Lo Stato glielo sottrasse per indagare su un possibile crimine. Intanto il dibattito
continuava. Ma non per il Vicariato di Roma. Il cardinale Ruini, lui aveva soltanto certezze:
il peccato per lui dominava la tragedia. E quando Mina desiderò che la Chiesa, la “sua”
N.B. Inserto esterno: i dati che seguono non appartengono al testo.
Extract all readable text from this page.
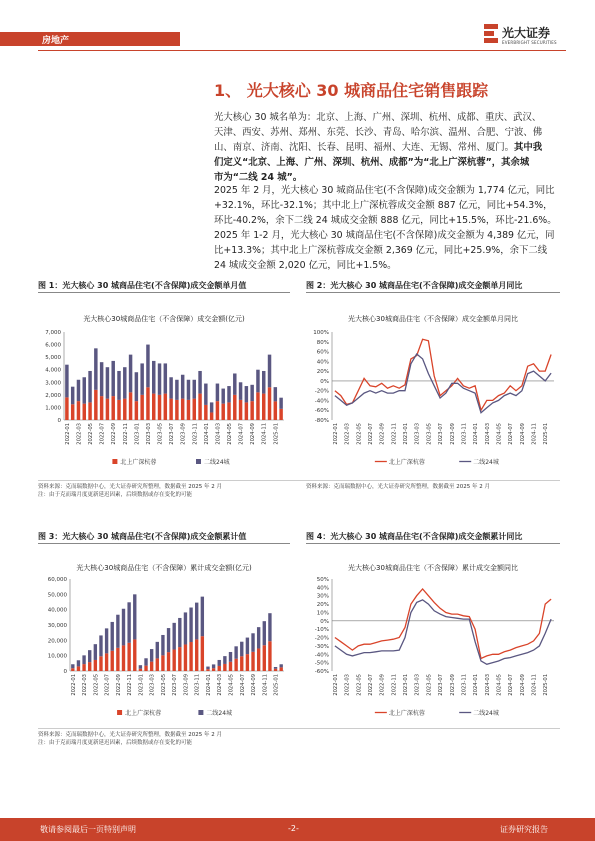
房地产
光大证券
EVERBRIGHT SECURITIES
1、 光大核心 30 城商品住宅销售跟踪
光大核心 30 城名单为：北京、上海、广州、深圳、杭州、成都、重庆、武汉、
天津、西安、苏州、郑州、东莞、长沙、青岛、哈尔滨、温州、合肥、宁波、佛
山、南京、济南、沈阳、长春、昆明、福州、大连、无锡、常州、厦门。其中我
们定义“北京、上海、广州、深圳、杭州、成都”为“北上广深杭蓉”，其余城
市为“二线 24 城”。
2025 年 2 月，光大核心 30 城商品住宅(不含保障)成交金额为 1,774 亿元，同比
+32.1%，环比-32.1%；其中北上广深杭蓉成交金额 887 亿元，同比+54.3%，
环比-40.2%，余下二线 24 城成交金额 888 亿元，同比+15.5%，环比-21.6%。
2025 年 1-2 月，光大核心 30 城商品住宅(不含保障)成交金额为 4,389 亿元，同
比+13.3%；其中北上广深杭蓉成交金额 2,369 亿元，同比+25.9%，余下二线
24 城成交金额 2,020 亿元，同比+1.5%。
图 1：光大核心 30 城商品住宅(不含保障)成交金额单月值
光大核心30城商品住宅（不含保障）成交金额(亿元)
0
1,000
2,000
3,000
4,000
5,000
6,000
7,000
2022-01 2022-03 2022-05 2022-07 2022-09 2022-11 2023-01 2023-03 2023-05 2023-07 2023-09 2023-11 2024-01 2024-03 2024-05 2024-07 2024-09 2024-11 2025-01
北上广深杭蓉	二线24城
图 2：光大核心 30 城商品住宅(不含保障)成交金额单月同比
光大核心30城商品住宅（不含保障）成交金额单月同比
-80%
-60%
-40%
-20%
0%
20%
40%
60%
80%
100%
2022-01 2022-03 2022-05 2022-07 2022-09 2022-11 2023-01 2023-03 2023-05 2023-07 2023-09 2023-11 2024-01 2024-03 2024-05 2024-07 2024-09 2024-11 2025-01
北上广深杭蓉	二线24城
资料来源：克而瑞数据中心，光大证券研究所整理，数据截至 2025 年 2 月
注：由于克而瑞月度更新延迟因素，后续数据或存在变化的可能
资料来源：克而瑞数据中心，光大证券研究所整理，数据截至 2025 年 2 月
图 3：光大核心 30 城商品住宅(不含保障)成交金额累计值
光大核心30城商品住宅（不含保障）累计成交金额(亿元)
0
10,000
20,000
30,000
40,000
50,000
60,000
2022-01 2022-03 2022-05 2022-07 2022-09 2022-11 2023-01 2023-03 2023-05 2023-07 2023-09 2023-11 2024-01 2024-03 2024-05 2024-07 2024-09 2024-11 2025-01
北上广深杭蓉	二线24城
图 4：光大核心 30 城商品住宅(不含保障)成交金额累计同比
光大核心30城商品住宅（不含保障）累计成交金额同比
-60%
-50%
-40%
-30%
-20%
-10%
0%
10%
20%
30%
40%
50%
2022-01 2022-03 2022-05 2022-07 2022-09 2022-11 2023-01 2023-03 2023-05 2023-07 2023-09 2023-11 2024-01 2024-03 2024-05 2024-07 2024-09 2024-11 2025-01
北上广深杭蓉	二线24城
资料来源：克而瑞数据中心，光大证券研究所整理，数据截至 2025 年 2 月
注：由于克而瑞月度更新延迟因素，后续数据或存在变化的可能
敬请参阅最后一页特别声明	-2-	证券研究报告
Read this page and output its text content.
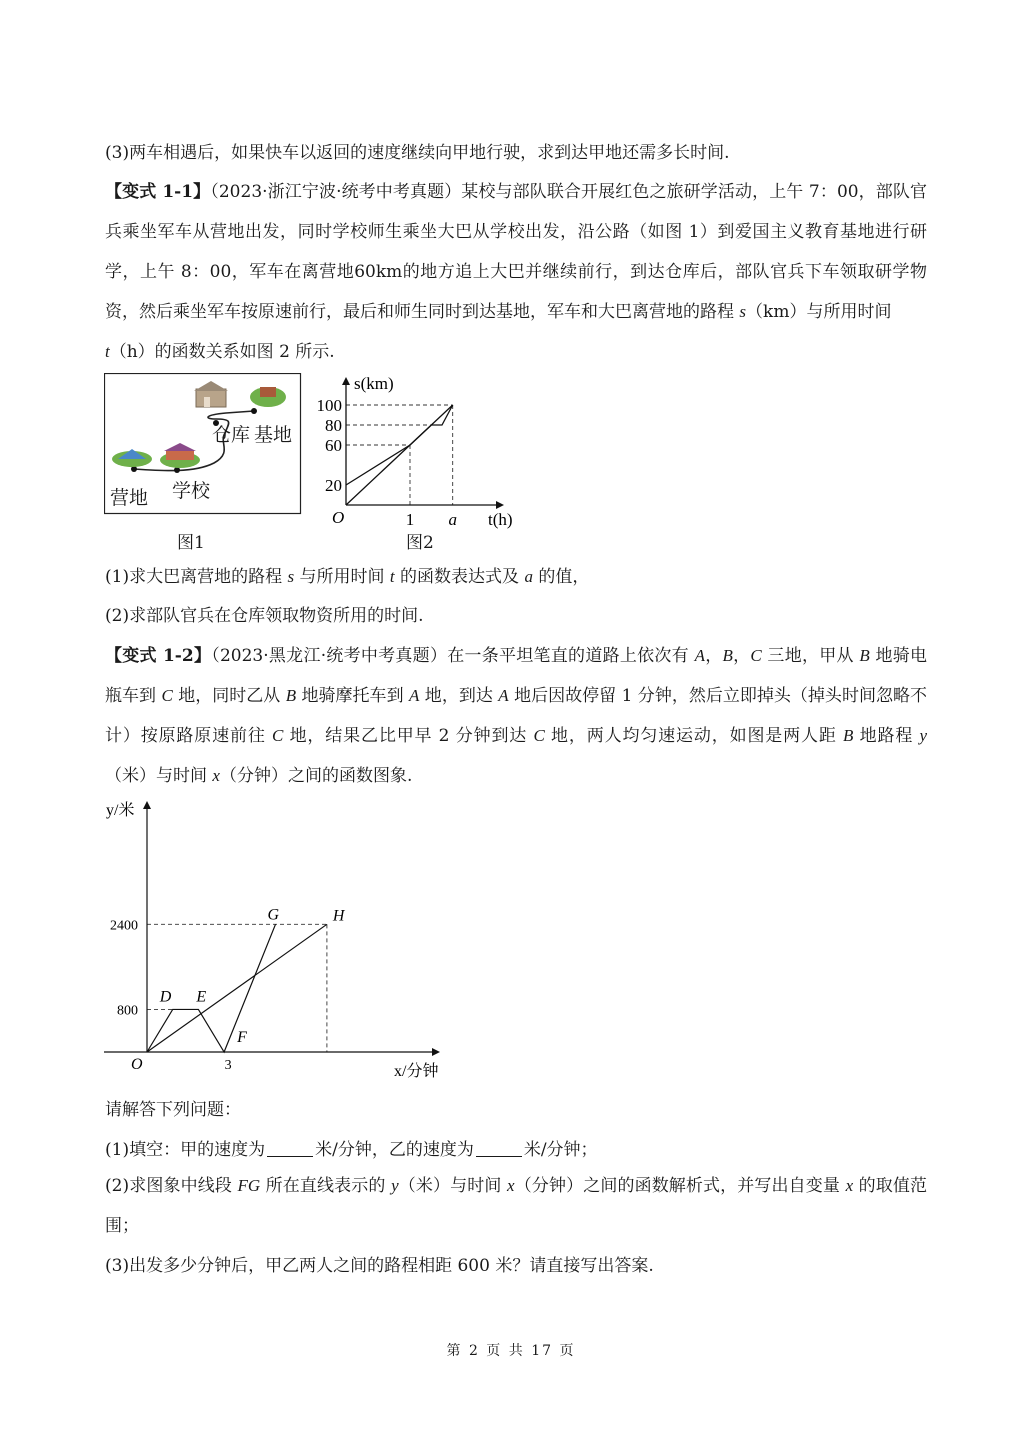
(3)两车相遇后，如果快车以返回的速度继续向甲地行驶，求到达甲地还需多长时间.
【变式 1-1】（2023·浙江宁波·统考中考真题）某校与部队联合开展红色之旅研学活动，上午 7：00，部队官兵乘坐军车从营地出发，同时学校师生乘坐大巴从学校出发，沿公路（如图 1）到爱国主义教育基地进行研学，上午 8：00，军车在离营地60km的地方追上大巴并继续前行，到达仓库后，部队官兵下车领取研学物资，然后乘坐军车按原速前行，最后和师生同时到达基地，军车和大巴离营地的路程 s（km）与所用时间
t（h）的函数关系如图 2 所示.
营地 学校
仓库 基地
图1
20
60
80
100
1 a
O
s(km)
t(h)
图2
(1)求大巴离营地的路程 s 与所用时间 t 的函数表达式及 a 的值，
(2)求部队官兵在仓库领取物资所用的时间.
【变式 1-2】（2023·黑龙江·统考中考真题）在一条平坦笔直的道路上依次有 A，B，C 三地，甲从 B 地骑电瓶车到 C 地，同时乙从 B 地骑摩托车到 A 地，到达 A 地后因故停留 1 分钟，然后立即掉头（掉头时间忽略不计）按原路原速前往 C 地，结果乙比甲早 2 分钟到达 C 地，两人均匀速运动，如图是两人距 B 地路程 y（米）与时间 x（分钟）之间的函数图象.
800
2400
3
O
D E
F
G	H
y/米
x/分钟
请解答下列问题：
(1)填空：甲的速度为	米/分钟，乙的速度为	米/分钟；
(2)求图象中线段 FG 所在直线表示的 y（米）与时间 x（分钟）之间的函数解析式，并写出自变量 x 的取值范围；
(3)出发多少分钟后，甲乙两人之间的路程相距 600 米？请直接写出答案.
第 2 页 共 17 页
Chiesa, perchè Mina è cattolica, si prendesse cura del suo dolore nella celebrazione di un
funerale relgioso, il porporato ha risposto che no, non si poteva, lo vietava il codice di
diritto canonico. Lo ha spiegato ai telegiornali, con serena fermezza, il vescovo monsignor
Fisichella: é vero che, a differenza di quanto avveniva un tempo, la Chiesa concede oggi ai
suicidi funerali religiosi perchè può darsi che la loro scelta sia il risultato di un improvviso
squilibrio psichico; ma Piergiorgio Welby era perfettamente consapevole di ciò che
chiedeva. Perfettamente lucido e libero nelle sue decisioni dopo un martirio di tanti anni,
una tortura quotidiana e prospettive ancora più atroci? Mina Welby, il suo dolore, il suo
eroismo – ha detto la Curia - possono attendere. Forse più avanti, in forma riservata... I
commi dei giuristi prevalgono sull’insegnamento del Cristo? Dice la Lettera di San
Giacomo: “religione pura e senza macchia davanti a Dio nostro padre è soccorrere gli
orfani e le vedove nel momento delle loro afflizioni...”. Parola di Dio, ma non a Roma.
4. Eppure
24 dicembre
Eppure, al di là dei nostri tradimenti, delle leggi senza misericordia, delle nostre paure, il
Natale, questo bambino che ci è donato e che dobbiamo crescere raccogliendo speranze,
smuove con piccole mani le nebbie dei nostri cuori, li addolcisce. Forse ci salva.